Sejak 24 Februari lalu, Rusia telah mengirim puluhan ribu pasukan militernya ke Ukraina, yang mereka sebut sebagai upaya untuk menurunkan kemampuan militer Ukraina dan membasmi orang-orang yang Rusia sebut sebagai nasionalis berbahaya.

Pasukan Ukraina telah melakukan perlawanan keras terhadap serangan Rusia, dan pihak Barat juga telah memberlakukan sanksi besar-besaran pada Rusia, yang diharapkan dapat melemahkan perekonomian Rusia sehingga mereka menarik pasukannya di Ukraina.
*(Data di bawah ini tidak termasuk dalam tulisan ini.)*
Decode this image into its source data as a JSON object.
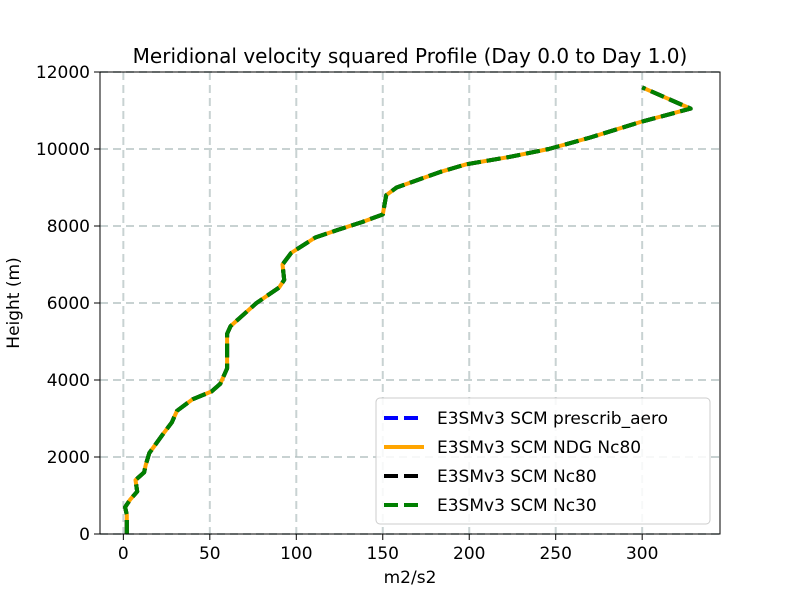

Rusia telah memblokir beberapa perusahaan media sosial asing, seperti Facebook dan Instagram.

Kantor berita domestik Rusia, Ria juga melaporkan adanya kasus lain yang telah diajukan terhadap Google, karena perusahaan ini telah mendistribusikan video di YouTube yang menyerukan serangan teror di Rusia.

Paksa Bayar Pakai Rubel

Presiden Rusia Vladimir Putin juga sudah membuat aksi balasan lainnya untuk AS dan Barat, yakni dengan mengharuskan negara Barat yang membeli gas Rusia membayarnya dalam uang rubel.

Aturan itu berlaku untuk semua negara tidak bersahabat dengan Rusia, mulai April 2022. Negara-negara tak bersahabat yang dimaksud Putin adalah mereka yang menghujani Rusia dengan serangkaian sanksi atas invasi militernya ke Ukraina.

Presiden Tusia Vladimir Putin tetap mengharuskan Uni Eropa membayar gas yang dibelinya dari Rusia dengan rubel. Foto Presiden Vladimir Putin di jaringan pipa gas Rusia di Vladivostok, 2011. (The Guardian/AFP)

Diketahui, negara-negara tersebut adalah AS dan sekutunya, negara-negara di Uni Eropa. Uni Eropa sendiri merupakan pelanggan gas alam cair Rusia.

Putin juga mengancam, jika negara-negara tidak bersahabat itu menolak membayar dengan rubel, Rusia akan menghentikan aliran gasnya.

Menurut dekrit tersebut, semua pembayaran akan ditangani oleh Gazprombank Rusia, anak perusahaan raksasa energi milik negara, Gazprom.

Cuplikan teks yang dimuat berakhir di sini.